Question

The fuel charges for running a train are proportional to the square of the speed generated in miles per hour and cost ₹ 48 per hour at 16 miles per hour. What is the most economical speed if the fixed charges i.e. salaries etc. amount to ₹ 300 per hour.
(A) 20 m.p.h.
(B) 30 m.p.h.
(C) 40 m.p.h.
(D) 50 m.p.h.

Answer 1

Hint: Consider the cost of running the train to be $ y $ . And the speed of the train to be $ x $ . Then, find a relation between $ x $ and $ y $ , using the information given in the question. Once that relation is found. Use the condition that the cost of running the train cannot be more than ₹ 300

Complete step-by-step answer:
Let us assume that the fuel charges for a running train at any speed be $ y $
Let us assume that the speed generated in miles per hour be $ x $
It is given in the question that the fuel charges for a running train are proportional to the square of the speed generated in miles per hour.
Thus, we can write
 $ y \alpha {x^2} $
By removing the proportionality sign, we can write
 $ y = k{x^2} $ . . . (1)
Where, $ k $ is a proportionality constant.
Now, we have given that the train costs ₹ 48 per hour at 16 miles per hour.
Thus, when $ y = 48 $ , $ x = 16 $
By substituting the value of in the above equation, we get
 $ 48 = k{16^2} $
 $ \Rightarrow 48 = k \times 256 $
By dividing both the sides by 256 and re-arranging it, we can write
 $ k = \dfrac{{48}}{{256}} $
 $ \Rightarrow k = \dfrac{3}{{16}} $
By substituting this value in equation (1), we get
 $ y = \dfrac{3}{{16}}{x^2} $ . . . (2)
Now, it is given that the fixed cost amount to ₹ 300 per hour. Thus, the cost of running the train cannot exceed ₹ 300 per hour.
Mathematically, we can write it as
 $ y \leqslant 300 $
Therefore, equation (2) becomes
 $ y = \dfrac{3}{{16}}{x^2} \leqslant 300 $
By cross multiplying, we get
 $ 3{x^2} \leqslant 300 \times 16 $
By dividing both the sides by 3 we get
 $ {x^2} \leqslant 100 \times 16 $
 $ \Rightarrow {x^2} \leqslant {10^2} \times {4^2} $
 $ \Rightarrow {x^2} \leqslant {40^2} $
We know that,
 $ {x^2} \leqslant {a^2} \Rightarrow x \in [ - a,a] $
By using the above property, we can write
 $ x \in [ - 40,40] $
Therefore, the maximum possible speed at which the train could be run economically is 40 m.p.h.
Therefore, from the above explanation, the correct answer is, option (C) 40 m.p.h.
So, the correct answer is “Option C”.

Note: Do not write $ y = {x^2} $ direction.

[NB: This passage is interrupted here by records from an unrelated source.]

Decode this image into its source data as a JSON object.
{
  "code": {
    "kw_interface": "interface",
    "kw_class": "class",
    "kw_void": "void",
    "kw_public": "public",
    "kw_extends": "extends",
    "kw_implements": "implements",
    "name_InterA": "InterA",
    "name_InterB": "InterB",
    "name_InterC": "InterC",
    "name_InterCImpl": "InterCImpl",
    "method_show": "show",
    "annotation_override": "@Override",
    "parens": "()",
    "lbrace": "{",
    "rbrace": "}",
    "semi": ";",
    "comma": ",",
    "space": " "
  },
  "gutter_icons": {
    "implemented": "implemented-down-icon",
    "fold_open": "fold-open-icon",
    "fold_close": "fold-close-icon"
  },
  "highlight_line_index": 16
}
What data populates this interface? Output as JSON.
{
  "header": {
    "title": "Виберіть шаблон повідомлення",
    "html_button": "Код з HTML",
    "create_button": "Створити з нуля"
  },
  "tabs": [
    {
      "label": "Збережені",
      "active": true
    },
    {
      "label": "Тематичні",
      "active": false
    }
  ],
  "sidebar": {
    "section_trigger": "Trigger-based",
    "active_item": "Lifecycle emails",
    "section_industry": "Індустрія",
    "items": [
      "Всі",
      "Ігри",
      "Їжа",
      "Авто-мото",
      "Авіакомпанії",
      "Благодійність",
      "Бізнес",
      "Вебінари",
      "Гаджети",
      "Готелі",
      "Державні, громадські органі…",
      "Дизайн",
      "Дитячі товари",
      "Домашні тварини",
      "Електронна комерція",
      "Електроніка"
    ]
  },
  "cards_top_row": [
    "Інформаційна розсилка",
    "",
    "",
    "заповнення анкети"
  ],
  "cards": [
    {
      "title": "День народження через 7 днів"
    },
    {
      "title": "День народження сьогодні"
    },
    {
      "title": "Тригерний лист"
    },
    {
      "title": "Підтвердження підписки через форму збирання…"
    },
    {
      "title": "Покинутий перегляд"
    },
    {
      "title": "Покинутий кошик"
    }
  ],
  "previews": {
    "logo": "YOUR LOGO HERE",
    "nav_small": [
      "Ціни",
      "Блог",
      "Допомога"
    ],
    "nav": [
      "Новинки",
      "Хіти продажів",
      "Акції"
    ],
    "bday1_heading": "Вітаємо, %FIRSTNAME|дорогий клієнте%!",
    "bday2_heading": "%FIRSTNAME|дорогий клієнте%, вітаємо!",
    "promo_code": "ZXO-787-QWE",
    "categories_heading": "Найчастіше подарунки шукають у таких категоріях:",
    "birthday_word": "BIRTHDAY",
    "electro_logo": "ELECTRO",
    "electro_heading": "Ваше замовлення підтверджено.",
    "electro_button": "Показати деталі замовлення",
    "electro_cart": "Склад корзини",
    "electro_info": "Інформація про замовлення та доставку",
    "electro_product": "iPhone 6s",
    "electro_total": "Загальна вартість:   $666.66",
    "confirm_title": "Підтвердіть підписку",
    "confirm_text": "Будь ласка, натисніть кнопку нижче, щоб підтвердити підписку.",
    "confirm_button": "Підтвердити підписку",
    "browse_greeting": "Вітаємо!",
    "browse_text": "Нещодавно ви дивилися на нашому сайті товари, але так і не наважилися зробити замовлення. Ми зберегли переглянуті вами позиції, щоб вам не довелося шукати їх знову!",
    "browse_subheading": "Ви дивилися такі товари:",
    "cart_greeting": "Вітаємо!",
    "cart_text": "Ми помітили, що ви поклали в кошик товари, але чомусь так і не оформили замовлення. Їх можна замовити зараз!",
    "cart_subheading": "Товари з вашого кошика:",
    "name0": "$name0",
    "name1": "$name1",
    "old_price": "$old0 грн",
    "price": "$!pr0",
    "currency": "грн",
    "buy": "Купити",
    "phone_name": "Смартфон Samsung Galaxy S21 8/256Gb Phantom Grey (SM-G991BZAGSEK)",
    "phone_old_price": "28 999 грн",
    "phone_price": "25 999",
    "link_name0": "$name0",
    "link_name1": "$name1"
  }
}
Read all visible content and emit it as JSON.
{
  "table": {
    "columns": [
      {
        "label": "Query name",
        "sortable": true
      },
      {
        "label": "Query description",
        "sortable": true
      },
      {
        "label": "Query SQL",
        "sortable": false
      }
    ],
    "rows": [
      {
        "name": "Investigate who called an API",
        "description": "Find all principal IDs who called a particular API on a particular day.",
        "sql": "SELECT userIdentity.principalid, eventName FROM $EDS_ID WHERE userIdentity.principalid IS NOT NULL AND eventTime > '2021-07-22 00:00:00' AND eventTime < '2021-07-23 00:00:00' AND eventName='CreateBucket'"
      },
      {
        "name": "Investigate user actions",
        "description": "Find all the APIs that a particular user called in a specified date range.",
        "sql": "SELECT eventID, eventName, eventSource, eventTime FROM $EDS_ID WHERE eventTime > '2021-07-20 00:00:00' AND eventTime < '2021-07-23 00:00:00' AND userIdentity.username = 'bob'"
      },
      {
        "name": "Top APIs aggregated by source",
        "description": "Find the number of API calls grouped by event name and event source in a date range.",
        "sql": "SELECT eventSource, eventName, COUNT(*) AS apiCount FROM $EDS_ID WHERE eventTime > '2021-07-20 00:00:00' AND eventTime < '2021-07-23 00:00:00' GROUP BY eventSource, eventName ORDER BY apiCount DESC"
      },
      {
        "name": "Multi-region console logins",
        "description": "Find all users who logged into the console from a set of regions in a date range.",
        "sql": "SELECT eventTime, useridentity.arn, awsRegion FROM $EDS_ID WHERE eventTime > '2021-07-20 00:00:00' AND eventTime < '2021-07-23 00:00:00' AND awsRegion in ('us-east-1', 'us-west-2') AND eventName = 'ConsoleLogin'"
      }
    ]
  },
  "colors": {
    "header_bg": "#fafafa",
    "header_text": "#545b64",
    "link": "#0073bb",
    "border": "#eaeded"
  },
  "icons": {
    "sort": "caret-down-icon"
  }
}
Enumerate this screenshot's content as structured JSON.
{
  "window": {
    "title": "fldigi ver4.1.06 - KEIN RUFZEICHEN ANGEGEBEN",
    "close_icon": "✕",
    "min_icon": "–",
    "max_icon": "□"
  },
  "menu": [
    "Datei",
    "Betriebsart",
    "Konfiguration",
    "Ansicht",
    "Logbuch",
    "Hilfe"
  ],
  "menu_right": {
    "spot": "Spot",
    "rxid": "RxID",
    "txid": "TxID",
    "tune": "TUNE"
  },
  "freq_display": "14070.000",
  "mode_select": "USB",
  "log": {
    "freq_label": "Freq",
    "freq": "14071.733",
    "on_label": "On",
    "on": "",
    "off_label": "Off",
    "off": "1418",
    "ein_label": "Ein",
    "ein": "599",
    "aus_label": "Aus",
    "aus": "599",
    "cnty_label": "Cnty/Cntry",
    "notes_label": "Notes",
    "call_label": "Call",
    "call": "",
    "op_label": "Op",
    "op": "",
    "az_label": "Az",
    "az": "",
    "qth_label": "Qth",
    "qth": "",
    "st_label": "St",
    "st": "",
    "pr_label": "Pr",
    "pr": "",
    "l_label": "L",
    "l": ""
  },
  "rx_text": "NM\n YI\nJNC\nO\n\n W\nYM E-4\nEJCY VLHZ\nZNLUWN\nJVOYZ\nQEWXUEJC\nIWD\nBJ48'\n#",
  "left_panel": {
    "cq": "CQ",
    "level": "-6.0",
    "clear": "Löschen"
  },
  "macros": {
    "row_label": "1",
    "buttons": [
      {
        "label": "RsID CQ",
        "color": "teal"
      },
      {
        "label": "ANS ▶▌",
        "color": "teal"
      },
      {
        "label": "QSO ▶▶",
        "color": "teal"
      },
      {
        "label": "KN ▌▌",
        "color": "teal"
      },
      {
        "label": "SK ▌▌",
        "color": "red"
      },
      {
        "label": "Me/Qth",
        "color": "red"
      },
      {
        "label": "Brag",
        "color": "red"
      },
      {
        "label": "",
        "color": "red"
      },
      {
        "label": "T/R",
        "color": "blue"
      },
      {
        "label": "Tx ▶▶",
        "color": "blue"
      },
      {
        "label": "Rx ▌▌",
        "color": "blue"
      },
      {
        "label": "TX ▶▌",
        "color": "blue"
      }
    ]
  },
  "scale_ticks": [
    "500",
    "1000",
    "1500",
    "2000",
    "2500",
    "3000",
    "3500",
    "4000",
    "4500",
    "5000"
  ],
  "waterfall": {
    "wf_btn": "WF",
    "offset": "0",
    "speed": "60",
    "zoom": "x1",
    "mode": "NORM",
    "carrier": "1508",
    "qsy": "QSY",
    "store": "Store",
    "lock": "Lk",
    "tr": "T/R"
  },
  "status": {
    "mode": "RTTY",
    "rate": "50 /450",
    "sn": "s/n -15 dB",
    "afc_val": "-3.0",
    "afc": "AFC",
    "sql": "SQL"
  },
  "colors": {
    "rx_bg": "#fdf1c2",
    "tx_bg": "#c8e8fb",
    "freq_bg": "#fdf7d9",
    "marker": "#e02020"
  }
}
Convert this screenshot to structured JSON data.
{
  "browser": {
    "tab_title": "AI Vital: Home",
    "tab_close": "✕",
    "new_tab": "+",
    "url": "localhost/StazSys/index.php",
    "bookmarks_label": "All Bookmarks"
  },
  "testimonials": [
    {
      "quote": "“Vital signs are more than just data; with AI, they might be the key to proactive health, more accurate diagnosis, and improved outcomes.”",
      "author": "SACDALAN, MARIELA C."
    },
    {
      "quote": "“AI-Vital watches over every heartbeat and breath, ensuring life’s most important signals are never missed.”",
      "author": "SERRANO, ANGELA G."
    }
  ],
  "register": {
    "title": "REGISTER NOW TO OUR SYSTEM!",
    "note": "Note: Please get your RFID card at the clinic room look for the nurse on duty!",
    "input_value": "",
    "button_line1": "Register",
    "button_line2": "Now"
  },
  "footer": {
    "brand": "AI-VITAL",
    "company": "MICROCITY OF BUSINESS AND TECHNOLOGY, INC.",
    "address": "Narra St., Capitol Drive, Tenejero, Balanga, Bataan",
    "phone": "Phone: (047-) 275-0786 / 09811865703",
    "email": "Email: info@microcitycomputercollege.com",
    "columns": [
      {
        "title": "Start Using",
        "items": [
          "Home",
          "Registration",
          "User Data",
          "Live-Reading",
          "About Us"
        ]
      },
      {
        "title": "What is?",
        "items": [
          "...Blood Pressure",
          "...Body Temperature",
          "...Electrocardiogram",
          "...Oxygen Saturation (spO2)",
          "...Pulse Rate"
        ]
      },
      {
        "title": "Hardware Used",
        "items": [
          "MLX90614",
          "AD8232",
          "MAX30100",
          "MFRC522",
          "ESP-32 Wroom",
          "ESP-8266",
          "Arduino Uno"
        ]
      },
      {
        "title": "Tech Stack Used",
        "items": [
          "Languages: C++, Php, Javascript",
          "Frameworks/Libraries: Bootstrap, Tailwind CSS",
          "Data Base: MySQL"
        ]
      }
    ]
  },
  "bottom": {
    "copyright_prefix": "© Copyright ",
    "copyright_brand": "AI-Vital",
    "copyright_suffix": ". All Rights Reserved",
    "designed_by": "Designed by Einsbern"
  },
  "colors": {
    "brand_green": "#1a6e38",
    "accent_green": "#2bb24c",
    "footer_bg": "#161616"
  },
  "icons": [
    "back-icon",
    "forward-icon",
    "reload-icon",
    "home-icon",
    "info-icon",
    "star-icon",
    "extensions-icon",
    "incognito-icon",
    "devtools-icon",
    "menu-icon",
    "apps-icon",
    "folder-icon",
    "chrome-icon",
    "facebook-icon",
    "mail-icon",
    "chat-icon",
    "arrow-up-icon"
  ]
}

Because, it is not given that the cost of running a train is equal to the square of the speed. It is given that they are proportional. Read questions carefully and do not forget to add the proportionality constant. The condition of the cost for one speed was given specifically because you were expected to add the proportionality constant and then find its value using the given condition.